To the point of wondering if this “childishness” is not also shared by the West, whose obsession with a “dialogue at all costs with Iran,” legitimate if it had even begun to produce results, is puzzling. United States and, to a lesser extent, Europeans, fixated on the principle of discussion as if they feared the consequences of a more confrontational stance, ultimately contribute—the psychological mechanism is well-established—to the exacerbation of Iranian provocations and the one-upmanship of those who support them, Russia and China, to name them. From this perspective, the manifest formality of “Western condemnations” is inoperative. It further reveals a fantastic manipulation: making the other bear the guilt of forbidden and shameful words. Tehran insults.
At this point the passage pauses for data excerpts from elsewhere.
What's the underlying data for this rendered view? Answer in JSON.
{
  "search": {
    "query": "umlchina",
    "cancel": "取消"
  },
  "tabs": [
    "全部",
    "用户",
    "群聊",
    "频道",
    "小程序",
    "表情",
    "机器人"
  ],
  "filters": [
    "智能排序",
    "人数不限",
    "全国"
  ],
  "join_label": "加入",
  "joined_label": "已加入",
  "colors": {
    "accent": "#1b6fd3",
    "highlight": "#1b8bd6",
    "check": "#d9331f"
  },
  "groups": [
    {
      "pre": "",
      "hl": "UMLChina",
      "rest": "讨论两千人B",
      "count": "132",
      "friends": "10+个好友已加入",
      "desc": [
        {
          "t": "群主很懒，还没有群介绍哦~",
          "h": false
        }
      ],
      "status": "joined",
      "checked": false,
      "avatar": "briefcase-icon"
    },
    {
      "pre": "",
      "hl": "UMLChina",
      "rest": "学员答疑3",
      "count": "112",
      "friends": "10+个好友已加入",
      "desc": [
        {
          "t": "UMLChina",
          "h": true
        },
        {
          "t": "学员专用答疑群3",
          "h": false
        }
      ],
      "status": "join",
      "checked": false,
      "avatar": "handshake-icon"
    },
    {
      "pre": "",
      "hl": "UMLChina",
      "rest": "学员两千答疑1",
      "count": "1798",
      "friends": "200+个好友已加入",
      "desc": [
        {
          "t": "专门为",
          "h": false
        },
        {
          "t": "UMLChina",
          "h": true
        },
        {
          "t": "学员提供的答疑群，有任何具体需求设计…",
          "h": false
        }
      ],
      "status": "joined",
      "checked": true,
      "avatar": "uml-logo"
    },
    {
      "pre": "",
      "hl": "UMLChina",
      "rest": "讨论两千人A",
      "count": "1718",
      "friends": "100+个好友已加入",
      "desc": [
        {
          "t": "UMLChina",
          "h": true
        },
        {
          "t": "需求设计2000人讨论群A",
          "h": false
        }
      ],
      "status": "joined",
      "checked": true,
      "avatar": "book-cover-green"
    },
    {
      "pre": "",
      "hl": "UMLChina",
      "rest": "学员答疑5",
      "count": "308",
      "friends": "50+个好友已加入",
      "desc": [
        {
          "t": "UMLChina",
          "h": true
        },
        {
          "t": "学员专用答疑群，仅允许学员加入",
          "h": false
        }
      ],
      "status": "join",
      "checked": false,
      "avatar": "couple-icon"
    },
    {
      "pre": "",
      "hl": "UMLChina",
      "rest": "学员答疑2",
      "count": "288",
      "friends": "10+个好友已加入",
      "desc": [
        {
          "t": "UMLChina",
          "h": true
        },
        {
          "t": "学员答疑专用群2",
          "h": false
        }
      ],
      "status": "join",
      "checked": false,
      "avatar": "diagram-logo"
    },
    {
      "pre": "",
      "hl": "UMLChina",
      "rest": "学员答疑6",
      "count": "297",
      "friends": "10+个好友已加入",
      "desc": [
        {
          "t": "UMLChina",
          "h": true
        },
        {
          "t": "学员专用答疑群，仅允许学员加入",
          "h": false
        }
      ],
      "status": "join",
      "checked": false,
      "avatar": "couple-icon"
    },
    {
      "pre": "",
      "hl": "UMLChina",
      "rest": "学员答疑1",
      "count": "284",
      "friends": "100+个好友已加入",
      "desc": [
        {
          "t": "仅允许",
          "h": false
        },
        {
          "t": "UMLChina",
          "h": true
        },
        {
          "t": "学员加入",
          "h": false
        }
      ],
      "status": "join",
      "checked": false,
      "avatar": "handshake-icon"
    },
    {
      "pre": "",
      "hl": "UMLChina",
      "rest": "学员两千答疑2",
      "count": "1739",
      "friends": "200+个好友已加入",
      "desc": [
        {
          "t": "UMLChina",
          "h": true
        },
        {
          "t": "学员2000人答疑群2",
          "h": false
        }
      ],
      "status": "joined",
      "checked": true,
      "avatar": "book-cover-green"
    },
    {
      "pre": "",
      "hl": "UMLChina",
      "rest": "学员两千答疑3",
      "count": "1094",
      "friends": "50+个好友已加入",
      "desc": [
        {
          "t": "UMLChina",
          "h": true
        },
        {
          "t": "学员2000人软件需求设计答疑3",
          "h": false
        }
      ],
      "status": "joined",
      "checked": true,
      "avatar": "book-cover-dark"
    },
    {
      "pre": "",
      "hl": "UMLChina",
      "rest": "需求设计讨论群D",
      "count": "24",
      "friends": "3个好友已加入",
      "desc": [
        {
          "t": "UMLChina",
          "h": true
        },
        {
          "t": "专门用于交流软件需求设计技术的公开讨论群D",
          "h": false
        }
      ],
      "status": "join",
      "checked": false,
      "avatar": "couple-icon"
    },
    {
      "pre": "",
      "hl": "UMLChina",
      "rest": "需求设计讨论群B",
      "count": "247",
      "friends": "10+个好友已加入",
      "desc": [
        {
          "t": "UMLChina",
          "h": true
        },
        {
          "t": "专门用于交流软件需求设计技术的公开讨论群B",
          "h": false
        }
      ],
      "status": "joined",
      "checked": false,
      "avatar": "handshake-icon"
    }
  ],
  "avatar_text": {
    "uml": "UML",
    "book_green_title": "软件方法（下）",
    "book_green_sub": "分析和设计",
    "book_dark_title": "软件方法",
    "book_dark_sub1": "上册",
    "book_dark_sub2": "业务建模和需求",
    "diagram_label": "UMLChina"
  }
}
Scandalized, Paris, London, and Berlin apologize. Israel is certainly not without blemish, but the Hebrew state has never wished to “wipe another state off the map of the world.” In Lebanon, the systematic disruptions by militias during the Baalbek music festival in the Bekaa, the artistic bans targeting Maurice Béjart, Gad Elmaleh, or the recurring troubles of a Miss Lebanon standing next to a Miss Israel in a photo, replay endlessly the same scenario: to radical intransigence responds the good will for “appeasement.” Bad memory.
As speculations multiply about Israeli intentions—despite reassuring statements from Russian President Medvedev, the daily “Novaya Gazeta” and the radio “Echo of Moscow” suggest that Russia has been invited by Israeli Prime Minister Benjamin Netanyahu to “withdraw its scientists from Iranian nuclear facilities”—what might be the outcome of the meeting on October 1 between Iran and the “5+1” group countries? A meeting intended, according to an Iranian official, to “calm Western concerns.” A very bad memory, indeed.